Ambos factores suelen retroalimentarse: un equipo desorientado alimenta las dudas del cliente, y un cliente caprichoso mina la confianza del equipo.
¿Por qué hay detectarlos a tiempo?
Los proyectos malditos no solo consumen recursos económicos. También erosionan la cultura de la organización, desgastan a las personas y dañan la reputación de quienes los lideran. En mi carrera he visto cómo grandes profesionales, con años de experiencia y talento indiscutible, se han quemado intentando rescatar proyectos que nunca debieron haberse iniciado en esos términos.
Según el Pulse of the Profession del PMI (Project Management Institute), aproximadamente un 12% de los proyectos se consideran «fracasados» cada año. Eso significa millones de euros perdidos y miles de profesionales frustrados. No se trata solo de salvar el presupuesto, sino de salvar la credibilidad del equipo y el propio currículum de la organización.

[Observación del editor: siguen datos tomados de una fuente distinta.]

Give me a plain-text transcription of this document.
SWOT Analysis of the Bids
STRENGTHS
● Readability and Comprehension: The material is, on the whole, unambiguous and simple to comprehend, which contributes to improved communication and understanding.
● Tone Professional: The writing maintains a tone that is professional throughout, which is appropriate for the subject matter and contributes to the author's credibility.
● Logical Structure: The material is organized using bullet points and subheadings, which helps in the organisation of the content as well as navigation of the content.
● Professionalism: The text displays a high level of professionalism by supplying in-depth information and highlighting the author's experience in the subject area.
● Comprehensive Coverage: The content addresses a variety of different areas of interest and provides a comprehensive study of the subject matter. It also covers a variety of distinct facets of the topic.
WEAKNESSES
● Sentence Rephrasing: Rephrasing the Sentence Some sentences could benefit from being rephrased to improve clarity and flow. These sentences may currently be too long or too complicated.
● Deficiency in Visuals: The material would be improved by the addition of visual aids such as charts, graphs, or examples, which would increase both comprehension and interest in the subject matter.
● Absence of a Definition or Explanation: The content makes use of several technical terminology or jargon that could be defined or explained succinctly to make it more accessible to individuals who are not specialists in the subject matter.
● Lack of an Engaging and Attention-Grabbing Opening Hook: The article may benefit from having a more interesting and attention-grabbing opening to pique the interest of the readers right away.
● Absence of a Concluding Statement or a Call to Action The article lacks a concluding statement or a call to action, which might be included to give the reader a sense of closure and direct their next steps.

Ventajas afrontarlos correctamente
La buena noticia es que un proyecto maldito no tiene por qué acabar en catástrofe. Cuando se detectan a tiempo y se toman las decisiones adecuadas, pueden reconducirse o incluso transformarse en una experiencia valiosa de aprendizaje.
Reconocer las señales temprano te permite reaccionar antes de que la situación sea irreversible. Un líder capaz de redirigir un proyecto complicado no solo protege los intereses de la empresa, sino que refuerza su propia autoridad y gana el respeto de su equipo. Además, las organizaciones que aprenden a gestionar estos proyectos desarrollan resiliencia: se vuelven más eficaces, más prudentes y más conscientes de sus capacidades.

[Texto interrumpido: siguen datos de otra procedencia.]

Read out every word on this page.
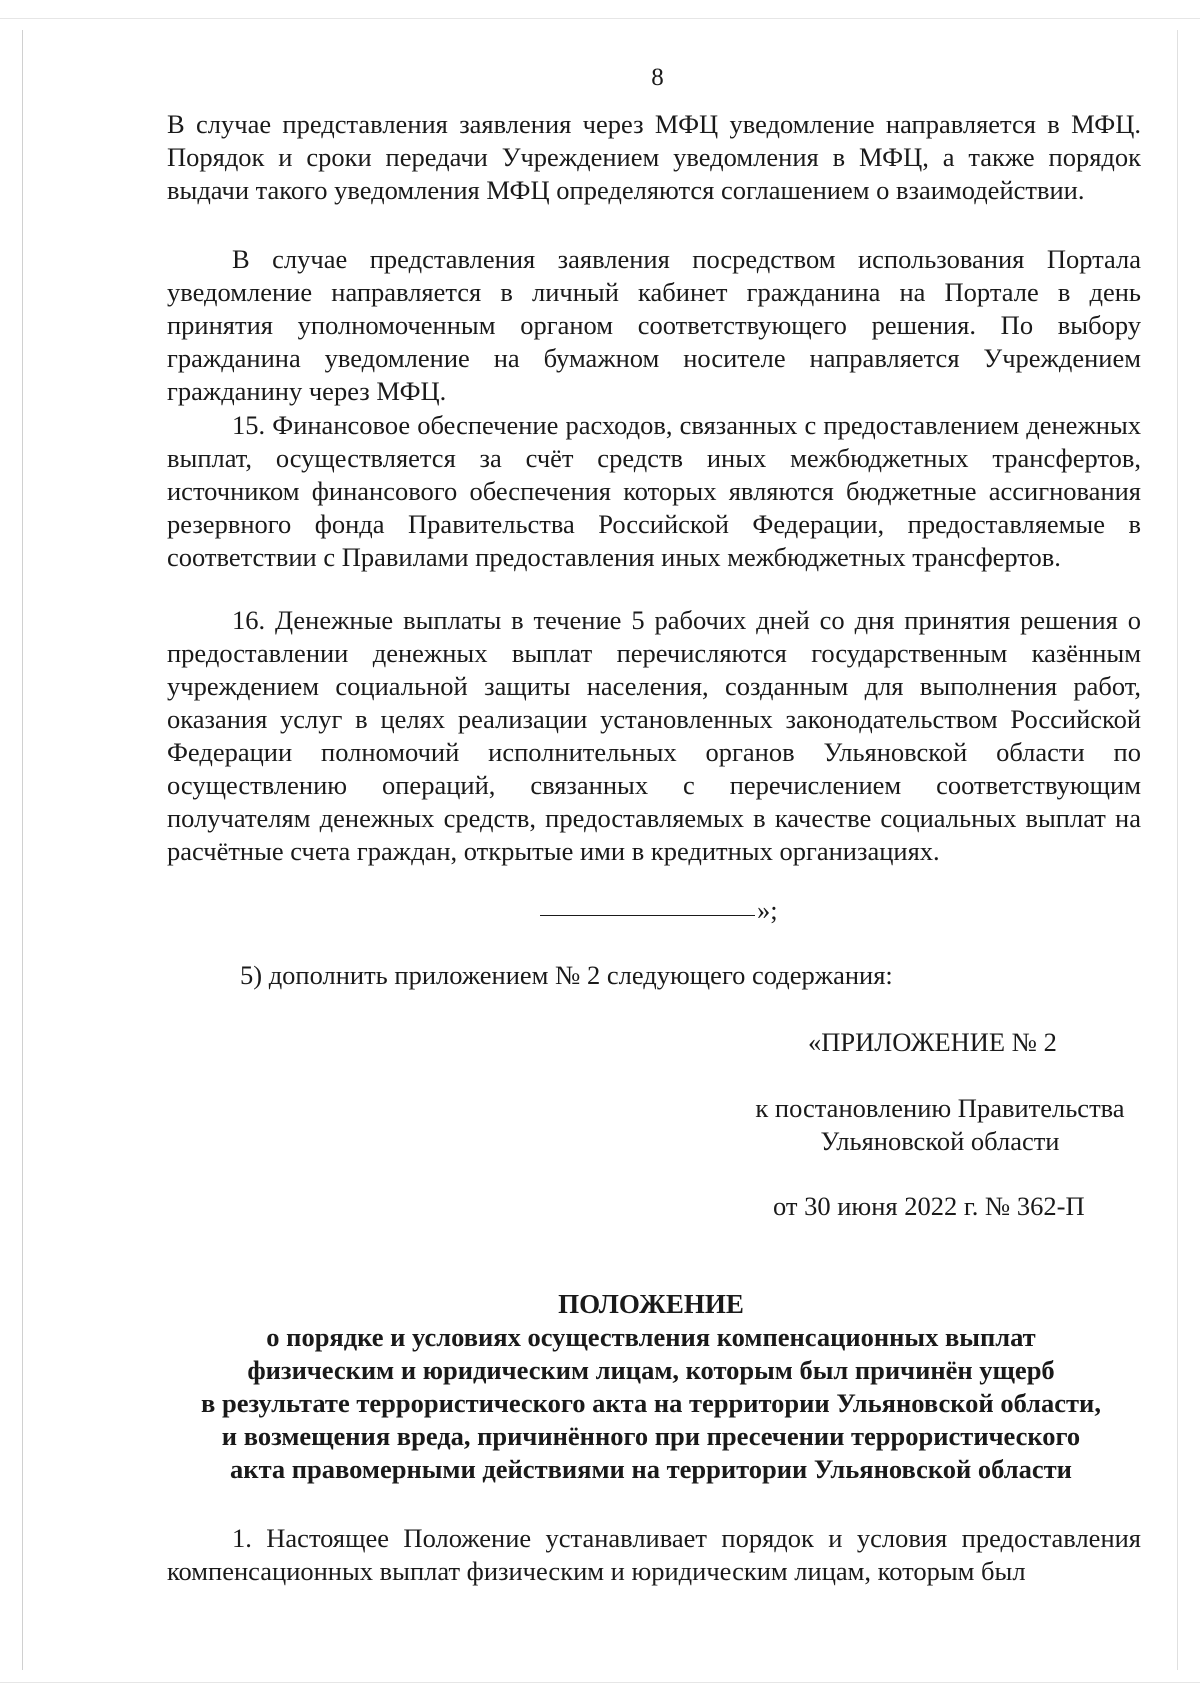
8

В случае представления заявления через МФЦ уведомление направляется в МФЦ. Порядок и сроки передачи Учреждением уведомления в МФЦ, а также порядок выдачи такого уведомления МФЦ определяются соглашением о взаимодействии.

В случае представления заявления посредством использования Портала уведомление направляется в личный кабинет гражданина на Портале в день принятия уполномоченным органом соответствующего решения. По выбору гражданина уведомление на бумажном носителе направляется Учреждением гражданину через МФЦ.

15. Финансовое обеспечение расходов, связанных с предоставлением денежных выплат, осуществляется за счёт средств иных межбюджетных трансфертов, источником финансового обеспечения которых являются бюджетные ассигнования резервного фонда Правительства Российской Федерации, предоставляемые в соответствии с Правилами предоставления иных межбюджетных трансфертов.

16. Денежные выплаты в течение 5 рабочих дней со дня принятия решения о предоставлении денежных выплат перечисляются государственным казённым учреждением социальной защиты населения, созданным для выполнения работ, оказания услуг в целях реализации установленных законодательством Российской Федерации полномочий исполнительных органов Ульяновской области по осуществлению операций, связанных с перечислением соответствующим получателям денежных средств, предоставляемых в качестве социальных выплат на расчётные счета граждан, открытые ими в кредитных организациях.

»;
5) дополнить приложением № 2 следующего содержания:
«ПРИЛОЖЕНИЕ № 2
к постановлению Правительства
Ульяновской области
от 30 июня 2022 г. № 362-П
ПОЛОЖЕНИЕ
о порядке и условиях осуществления компенсационных выплат
физическим и юридическим лицам, которым был причинён ущерб
в результате террористического акта на территории Ульяновской области,
и возмещения вреда, причинённого при пресечении террористического
акта правомерными действиями на территории Ульяновской области

1. Настоящее Положение устанавливает порядок и условия предоставления компенсационных выплат физическим и юридическим лицам, которым был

No conviene olvidar que una retirada a tiempo, no es una derrota.
Los desafíos de solucionarlos
Uno de los mayores errores que cometen las organizaciones es asumir que la solución pasa por echar más gente al fuego. Brooks lo explicó con claridad: más manos no significan necesariamente más velocidad, sobre todo cuando el proyecto ya va tarde. Incorporar personas sin un plan claro solo añade complejidad, más puntos de coordinación y más margen para errores.

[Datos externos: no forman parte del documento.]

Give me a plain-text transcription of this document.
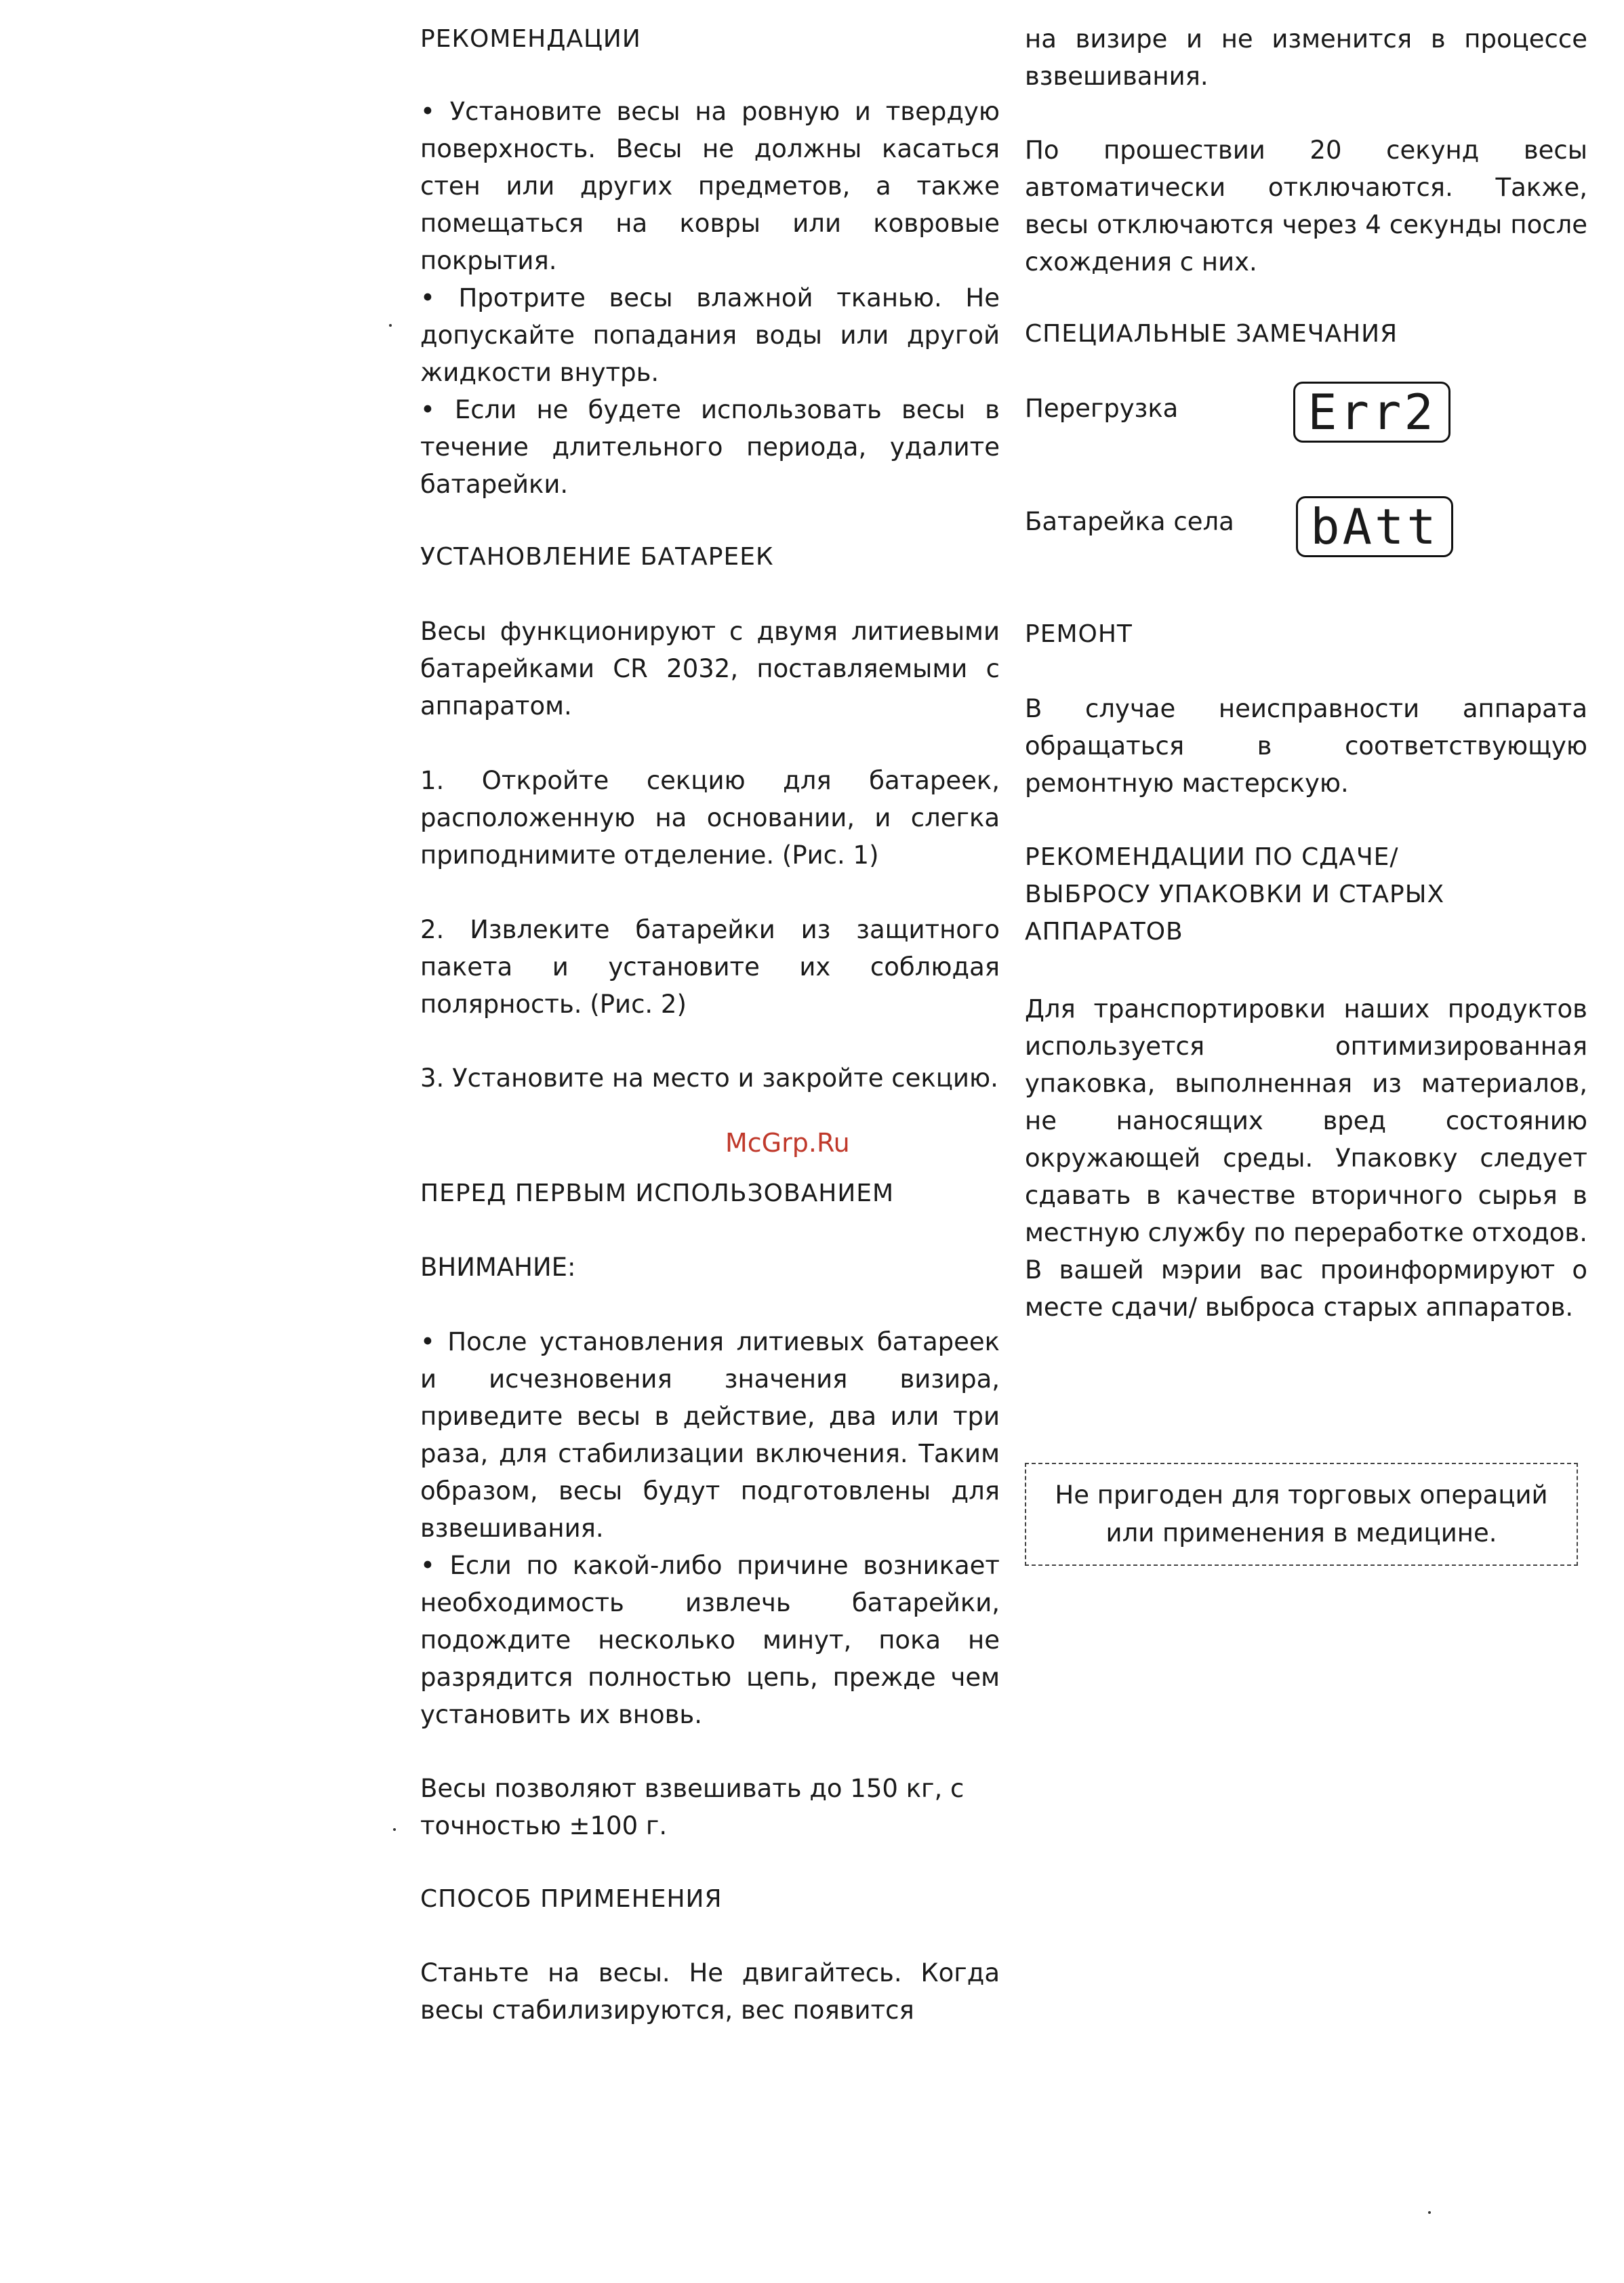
РЕКОМЕНДАЦИИ

• Установите весы на ровную и твердую поверхность. Весы не должны касаться стен или других предметов, а также помещаться на ковры или ковровые покрытия.

• Протрите весы влажной тканью. Не допускайте попадания воды или другой жидкости внутрь.

• Если не будете использовать весы в течение длительного периода, удалите батарейки.

УСТАНОВЛЕНИЕ БАТАРЕЕК

Весы функционируют с двумя литиевыми батарейками CR 2032, поставляемыми с аппаратом.

1. Откройте секцию для батареек, расположенную на основании, и слегка приподнимите отделение. (Рис. 1)

2. Извлеките батарейки из защитного пакета и установите их соблюдая полярность. (Рис. 2)

3. Установите на место и закройте секцию.

ПЕРЕД ПЕРВЫМ ИСПОЛЬЗОВАНИЕМ

ВНИМАНИЕ:

• После установления литиевых батареек и исчезновения значения визира, приведите весы в действие, два или три раза, для стабилизации включения. Таким образом, весы будут подготовлены для взвешивания.

• Если по какой-либо причине возникает необходимость извлечь батарейки, подождите несколько минут, пока не разрядится полностью цепь, прежде чем установить их вновь.

Весы позволяют взвешивать до 150 кг, с точностью ±100 г.

СПОСОБ ПРИМЕНЕНИЯ

Станьте на весы. Не двигайтесь. Когда весы стабилизируются, вес появится

на визире и не изменится в процессе взвешивания.

По прошествии 20 секунд весы автоматически отключаются. Также, весы отключаются через 4 секунды после схождения с них.

СПЕЦИАЛЬНЫЕ ЗАМЕЧАНИЯ

Перегрузка	Err2

Батарейка села	bAtt

РЕМОНТ

В случае неисправности аппарата обращаться в соответствующую ремонтную мастерскую.

РЕКОМЕНДАЦИИ ПО СДАЧЕ/

ВЫБРОСУ УПАКОВКИ И СТАРЫХ

АППАРАТОВ

Для транспортировки наших продуктов используется оптимизированная упаковка, выполненная из материалов, не наносящих вред состоянию окружающей среды. Упаковку следует сдавать в качестве вторичного сырья в местную службу по переработке отходов. В вашей мэрии вас проинформируют о месте сдачи/ выброса старых аппаратов.

Не пригоден для торговых операций
или применения в медицине.
McGrp.Ru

Otro desafío frecuente es la falta de valentía para detener un proyecto cuando no tiene salvación. En lugar de cancelarlo a tiempo, muchas empresas lo dejan languidecer durante meses, a veces años, en un limbo donde nadie gana. Esto no solo devora recursos, sino que transmite el mensaje de que no pasa nada por fracasar en silencio.
Para superar estos desafíos, hace falta liderazgo, comunicación y realismo. Un buen jefe de proyecto identifica rápidamente si el problema está en el equipo, en el cliente o en ambos. Si es el equipo, quizá haya que reorganizarlo, formar a sus miembros o incluso redefinir roles. Si es el cliente, es vital alinear expectativas, cerrar requisitos y evitar que el alcance se infle sin control.
Los proyectos malditos son inevitables en cualquier carrera profesional larga. Pero lo que marca la diferencia no es tanto haberlos tenido como haber sabido manejarlos. Reconocer las señales, entender las causas y actuar con decisión son habilidades que se valoran tanto como la capacidad técnica o la visión estratégica.
En última instancia también hay que recordar que los proyectos no se salvan solos. Necesitan líderes que sepan cuándo apretar, cuándo aflojar y, en ocasiones, cuándo parar. Tu currículum no se define por los proyectos perfectos que has entregado, sino por cómo has afrontado los imperfectos.
Así que la próxima vez que te enfrentes a un proyecto que parece condenado al fracaso, no mires para otro lado. Pregúntate: ¿Qué puedo hacer yo hoy para que mañana no se convierta en un proyecto maldito?